RAREMENT on aura vu un homme embrasser le cursus officinal avec si peu de vocation : « Je voulais devenir boucher ou cuisinier, explique Jean-Bernard Portet, pharmacien à Saint-Gaudens (Haute-Garonne). Mais, un jour, mon père m’a dit : " Tu feras ce que tu voudras quand tu auras ton diplôme de pharmacie ; je t’ai inscrit à la fac, tu commences tel jour… " À cette époque, on ne désobéissait pas à son père. »
Né de parents chirurgiens-dentistes à Toulouse, Jean-Bernard Portet est pourtant très tôt été attiré par la cuisine : « Mes parents ont divorcé et, vers 16 ans, j’ai dû me faire à manger seul. J’ai découvert les bons produits du sud-ouest, le plaisir de les cuisiner, d’inviter des amis… » Il se taille vite une réputation de cordon-bleu qui l’encourage à en faire son métier. Mais l’injonction de son père change la donne. Aussi, Jean-Bernard Portet décide-t-il de décrocher au plus vite son diplôme de pharmacie, pour retourner à ses fourneaux : « J’ai travaillé énormément et j’ai eu tous mes examens du premier coup (sauf un). »

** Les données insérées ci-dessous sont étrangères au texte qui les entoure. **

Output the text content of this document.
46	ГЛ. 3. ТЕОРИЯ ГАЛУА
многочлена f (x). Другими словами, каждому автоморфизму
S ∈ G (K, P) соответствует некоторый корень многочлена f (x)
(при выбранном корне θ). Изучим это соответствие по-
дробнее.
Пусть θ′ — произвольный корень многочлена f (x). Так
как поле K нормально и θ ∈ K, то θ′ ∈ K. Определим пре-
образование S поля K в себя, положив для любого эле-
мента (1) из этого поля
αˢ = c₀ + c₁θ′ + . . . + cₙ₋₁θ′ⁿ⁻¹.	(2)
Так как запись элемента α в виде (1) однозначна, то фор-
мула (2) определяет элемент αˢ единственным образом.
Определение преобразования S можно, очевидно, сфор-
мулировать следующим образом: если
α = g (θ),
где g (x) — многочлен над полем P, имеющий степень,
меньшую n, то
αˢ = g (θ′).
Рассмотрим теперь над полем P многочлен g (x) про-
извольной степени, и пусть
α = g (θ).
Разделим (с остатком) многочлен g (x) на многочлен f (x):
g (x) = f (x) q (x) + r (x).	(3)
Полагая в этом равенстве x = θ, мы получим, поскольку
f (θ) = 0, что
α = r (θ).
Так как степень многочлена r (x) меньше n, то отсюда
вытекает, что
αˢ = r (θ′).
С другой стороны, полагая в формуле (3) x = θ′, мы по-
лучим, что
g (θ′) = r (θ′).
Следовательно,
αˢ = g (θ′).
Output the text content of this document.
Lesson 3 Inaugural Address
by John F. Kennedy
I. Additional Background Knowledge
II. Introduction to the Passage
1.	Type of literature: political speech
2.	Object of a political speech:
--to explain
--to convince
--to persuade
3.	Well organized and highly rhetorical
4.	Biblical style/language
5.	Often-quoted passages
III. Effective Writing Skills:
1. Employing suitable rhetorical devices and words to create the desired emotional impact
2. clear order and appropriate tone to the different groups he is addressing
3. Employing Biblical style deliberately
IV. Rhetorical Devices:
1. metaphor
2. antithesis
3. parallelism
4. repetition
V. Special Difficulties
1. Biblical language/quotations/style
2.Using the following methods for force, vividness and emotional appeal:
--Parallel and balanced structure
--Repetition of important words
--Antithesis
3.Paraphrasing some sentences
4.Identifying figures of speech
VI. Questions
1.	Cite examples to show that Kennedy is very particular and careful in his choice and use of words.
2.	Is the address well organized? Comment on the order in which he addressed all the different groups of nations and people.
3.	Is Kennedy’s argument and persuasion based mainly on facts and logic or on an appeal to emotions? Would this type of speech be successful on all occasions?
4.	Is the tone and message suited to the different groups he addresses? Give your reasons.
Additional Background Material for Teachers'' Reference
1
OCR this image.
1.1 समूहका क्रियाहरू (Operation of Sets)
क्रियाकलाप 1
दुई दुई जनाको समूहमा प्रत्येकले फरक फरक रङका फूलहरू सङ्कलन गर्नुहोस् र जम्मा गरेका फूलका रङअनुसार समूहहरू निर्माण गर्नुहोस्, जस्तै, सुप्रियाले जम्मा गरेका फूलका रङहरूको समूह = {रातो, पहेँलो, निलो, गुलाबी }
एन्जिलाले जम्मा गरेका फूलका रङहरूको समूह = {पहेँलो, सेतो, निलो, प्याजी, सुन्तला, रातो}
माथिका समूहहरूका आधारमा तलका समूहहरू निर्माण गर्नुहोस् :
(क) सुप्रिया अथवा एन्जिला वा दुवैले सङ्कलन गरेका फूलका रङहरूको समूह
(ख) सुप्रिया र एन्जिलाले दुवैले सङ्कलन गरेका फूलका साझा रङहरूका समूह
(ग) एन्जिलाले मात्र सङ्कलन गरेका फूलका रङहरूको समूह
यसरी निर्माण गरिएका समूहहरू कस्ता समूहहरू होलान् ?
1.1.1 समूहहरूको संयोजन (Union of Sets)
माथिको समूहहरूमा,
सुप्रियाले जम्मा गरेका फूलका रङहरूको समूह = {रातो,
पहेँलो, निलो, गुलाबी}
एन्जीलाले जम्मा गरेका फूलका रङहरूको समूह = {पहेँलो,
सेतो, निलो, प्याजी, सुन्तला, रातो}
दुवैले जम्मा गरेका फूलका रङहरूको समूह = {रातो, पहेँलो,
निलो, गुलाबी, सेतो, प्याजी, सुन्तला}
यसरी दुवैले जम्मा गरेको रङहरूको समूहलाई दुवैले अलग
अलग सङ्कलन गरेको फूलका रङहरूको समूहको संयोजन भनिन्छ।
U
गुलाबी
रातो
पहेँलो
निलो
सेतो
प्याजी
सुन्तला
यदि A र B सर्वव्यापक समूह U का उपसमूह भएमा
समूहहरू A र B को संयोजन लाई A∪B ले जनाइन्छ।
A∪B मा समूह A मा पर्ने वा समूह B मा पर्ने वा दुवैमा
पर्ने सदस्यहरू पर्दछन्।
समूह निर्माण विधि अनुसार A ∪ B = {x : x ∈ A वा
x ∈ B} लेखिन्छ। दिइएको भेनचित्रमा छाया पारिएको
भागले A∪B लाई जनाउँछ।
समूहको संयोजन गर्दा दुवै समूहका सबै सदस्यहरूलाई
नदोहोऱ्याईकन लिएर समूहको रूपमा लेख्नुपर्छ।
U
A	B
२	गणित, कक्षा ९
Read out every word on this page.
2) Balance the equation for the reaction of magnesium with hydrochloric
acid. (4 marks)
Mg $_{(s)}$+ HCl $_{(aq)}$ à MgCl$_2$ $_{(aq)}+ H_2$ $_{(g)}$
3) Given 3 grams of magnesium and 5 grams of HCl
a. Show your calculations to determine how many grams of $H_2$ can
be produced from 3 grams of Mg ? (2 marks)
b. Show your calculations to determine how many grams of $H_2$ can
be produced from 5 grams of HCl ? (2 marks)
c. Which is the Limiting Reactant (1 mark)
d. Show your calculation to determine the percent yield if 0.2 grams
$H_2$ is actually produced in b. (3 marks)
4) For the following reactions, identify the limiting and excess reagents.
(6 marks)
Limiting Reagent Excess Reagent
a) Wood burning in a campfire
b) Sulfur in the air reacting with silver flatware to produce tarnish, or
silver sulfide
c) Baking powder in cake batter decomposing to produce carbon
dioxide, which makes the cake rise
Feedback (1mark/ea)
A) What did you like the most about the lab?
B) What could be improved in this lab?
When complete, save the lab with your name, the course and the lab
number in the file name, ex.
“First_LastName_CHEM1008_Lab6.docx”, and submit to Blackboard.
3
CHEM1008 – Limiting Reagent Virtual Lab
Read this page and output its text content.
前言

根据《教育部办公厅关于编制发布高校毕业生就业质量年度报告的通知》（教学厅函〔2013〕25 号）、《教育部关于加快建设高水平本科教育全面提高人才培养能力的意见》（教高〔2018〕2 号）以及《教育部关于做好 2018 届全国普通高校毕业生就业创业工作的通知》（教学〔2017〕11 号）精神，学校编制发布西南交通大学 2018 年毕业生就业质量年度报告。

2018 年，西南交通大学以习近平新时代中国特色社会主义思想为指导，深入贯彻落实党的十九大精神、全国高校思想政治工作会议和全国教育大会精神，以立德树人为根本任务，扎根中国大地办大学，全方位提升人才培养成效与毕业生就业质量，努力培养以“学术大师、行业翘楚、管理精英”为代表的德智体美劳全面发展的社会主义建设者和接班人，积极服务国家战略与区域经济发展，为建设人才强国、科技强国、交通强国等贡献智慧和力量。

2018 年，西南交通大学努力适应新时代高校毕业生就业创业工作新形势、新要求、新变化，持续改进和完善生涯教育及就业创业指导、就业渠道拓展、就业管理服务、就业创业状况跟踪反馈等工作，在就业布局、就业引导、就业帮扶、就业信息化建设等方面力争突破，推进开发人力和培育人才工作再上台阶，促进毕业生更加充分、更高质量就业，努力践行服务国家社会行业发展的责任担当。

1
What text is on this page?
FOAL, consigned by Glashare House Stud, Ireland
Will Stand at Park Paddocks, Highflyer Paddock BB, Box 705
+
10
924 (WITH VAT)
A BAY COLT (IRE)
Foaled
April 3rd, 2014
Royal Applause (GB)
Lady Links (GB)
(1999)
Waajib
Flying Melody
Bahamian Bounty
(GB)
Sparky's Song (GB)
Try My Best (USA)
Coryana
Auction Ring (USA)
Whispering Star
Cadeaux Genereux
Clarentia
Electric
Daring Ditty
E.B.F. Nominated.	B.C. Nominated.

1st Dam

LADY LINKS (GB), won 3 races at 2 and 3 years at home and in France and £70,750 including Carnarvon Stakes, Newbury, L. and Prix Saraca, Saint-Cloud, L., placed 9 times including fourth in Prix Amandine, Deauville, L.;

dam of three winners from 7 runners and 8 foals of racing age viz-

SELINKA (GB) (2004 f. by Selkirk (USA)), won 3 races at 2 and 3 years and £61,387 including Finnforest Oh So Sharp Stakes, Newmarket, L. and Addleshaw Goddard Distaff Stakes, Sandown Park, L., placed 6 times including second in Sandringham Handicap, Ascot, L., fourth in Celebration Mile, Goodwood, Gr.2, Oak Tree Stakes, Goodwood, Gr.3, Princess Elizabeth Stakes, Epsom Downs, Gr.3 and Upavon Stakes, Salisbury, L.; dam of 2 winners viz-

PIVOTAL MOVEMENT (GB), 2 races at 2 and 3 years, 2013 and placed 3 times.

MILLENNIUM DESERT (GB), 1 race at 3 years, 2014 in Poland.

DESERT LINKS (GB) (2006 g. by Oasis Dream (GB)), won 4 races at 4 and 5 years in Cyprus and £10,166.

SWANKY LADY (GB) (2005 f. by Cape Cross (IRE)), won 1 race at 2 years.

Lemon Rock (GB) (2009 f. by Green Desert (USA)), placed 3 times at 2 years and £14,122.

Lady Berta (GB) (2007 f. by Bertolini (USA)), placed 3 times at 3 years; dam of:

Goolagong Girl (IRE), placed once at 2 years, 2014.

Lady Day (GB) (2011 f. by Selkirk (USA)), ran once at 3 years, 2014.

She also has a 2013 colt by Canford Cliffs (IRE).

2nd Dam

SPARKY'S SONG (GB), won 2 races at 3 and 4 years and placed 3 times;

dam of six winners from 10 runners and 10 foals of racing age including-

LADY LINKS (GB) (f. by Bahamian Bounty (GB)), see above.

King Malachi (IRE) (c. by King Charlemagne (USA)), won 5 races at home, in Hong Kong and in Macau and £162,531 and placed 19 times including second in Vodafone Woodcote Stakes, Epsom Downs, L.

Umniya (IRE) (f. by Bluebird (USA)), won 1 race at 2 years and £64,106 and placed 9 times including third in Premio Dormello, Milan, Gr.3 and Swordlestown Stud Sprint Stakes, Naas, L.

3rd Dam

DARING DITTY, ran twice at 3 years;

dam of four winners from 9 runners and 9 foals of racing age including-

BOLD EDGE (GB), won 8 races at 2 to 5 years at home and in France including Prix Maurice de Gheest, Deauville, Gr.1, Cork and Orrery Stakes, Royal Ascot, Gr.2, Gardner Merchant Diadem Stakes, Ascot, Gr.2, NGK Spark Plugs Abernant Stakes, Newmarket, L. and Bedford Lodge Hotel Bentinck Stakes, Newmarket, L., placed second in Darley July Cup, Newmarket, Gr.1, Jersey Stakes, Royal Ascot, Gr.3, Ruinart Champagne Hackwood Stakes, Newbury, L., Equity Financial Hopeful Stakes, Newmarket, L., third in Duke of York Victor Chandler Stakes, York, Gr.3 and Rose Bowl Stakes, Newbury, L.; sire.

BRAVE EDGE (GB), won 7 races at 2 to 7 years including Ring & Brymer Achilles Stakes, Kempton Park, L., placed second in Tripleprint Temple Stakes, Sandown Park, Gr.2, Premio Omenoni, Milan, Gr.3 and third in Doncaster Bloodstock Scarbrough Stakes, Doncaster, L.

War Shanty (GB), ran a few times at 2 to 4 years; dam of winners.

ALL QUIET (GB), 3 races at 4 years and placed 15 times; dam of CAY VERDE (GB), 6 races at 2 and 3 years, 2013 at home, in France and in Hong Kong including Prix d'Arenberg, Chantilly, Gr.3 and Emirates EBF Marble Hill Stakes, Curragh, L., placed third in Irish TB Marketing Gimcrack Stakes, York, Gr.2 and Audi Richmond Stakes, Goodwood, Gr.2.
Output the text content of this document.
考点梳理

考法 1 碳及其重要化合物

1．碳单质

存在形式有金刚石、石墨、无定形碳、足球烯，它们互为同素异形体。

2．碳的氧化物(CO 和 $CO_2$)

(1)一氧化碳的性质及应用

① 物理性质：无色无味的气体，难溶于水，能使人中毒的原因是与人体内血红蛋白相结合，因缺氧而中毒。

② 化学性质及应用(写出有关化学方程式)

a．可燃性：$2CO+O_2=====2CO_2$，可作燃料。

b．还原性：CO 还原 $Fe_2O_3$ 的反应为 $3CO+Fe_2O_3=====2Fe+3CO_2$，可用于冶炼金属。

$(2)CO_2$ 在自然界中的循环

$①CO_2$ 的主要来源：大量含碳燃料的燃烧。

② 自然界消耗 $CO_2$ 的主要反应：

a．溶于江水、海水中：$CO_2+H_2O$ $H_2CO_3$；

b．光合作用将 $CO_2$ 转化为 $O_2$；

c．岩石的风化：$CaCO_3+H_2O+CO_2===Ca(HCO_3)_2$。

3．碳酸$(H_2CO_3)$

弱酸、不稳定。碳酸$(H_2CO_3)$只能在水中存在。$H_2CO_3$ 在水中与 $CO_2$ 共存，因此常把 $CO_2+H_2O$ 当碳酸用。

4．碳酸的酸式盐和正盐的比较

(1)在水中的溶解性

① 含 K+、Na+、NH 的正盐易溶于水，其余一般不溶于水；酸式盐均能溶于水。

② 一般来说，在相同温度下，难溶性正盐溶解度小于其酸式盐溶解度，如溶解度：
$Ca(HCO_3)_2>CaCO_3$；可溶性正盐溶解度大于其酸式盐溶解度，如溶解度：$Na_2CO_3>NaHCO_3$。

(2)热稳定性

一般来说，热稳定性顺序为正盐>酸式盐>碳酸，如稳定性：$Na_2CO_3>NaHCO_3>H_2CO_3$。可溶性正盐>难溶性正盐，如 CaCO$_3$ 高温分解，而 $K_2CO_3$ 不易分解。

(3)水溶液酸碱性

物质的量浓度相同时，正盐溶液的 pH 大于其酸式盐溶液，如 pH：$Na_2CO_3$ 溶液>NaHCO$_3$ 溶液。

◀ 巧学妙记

Entre-temps, il rencontre son épouse sur les bancs de la faculté. Et, à son retour du service militaire, le couple achète une officine à Toulouse. Finis les rêves de cuisine !
Quelques années plus tard, ils déménagent pour prendre une officine à Saint-Gaudens : « Mon épouse est de Saint-Gaudens, mon père de Roquefort-sur-Garonne, nous avons voulu nous rapprocher de nos racines. » Des racines qui l’entraînent ensuite sur terrain politique. Les habitants de Roquefort-sur-Garonne le sollicitent pour les élections municipales ; il accepte, et est élu dans un fauteuil, en l’absence de toute liste concurrente.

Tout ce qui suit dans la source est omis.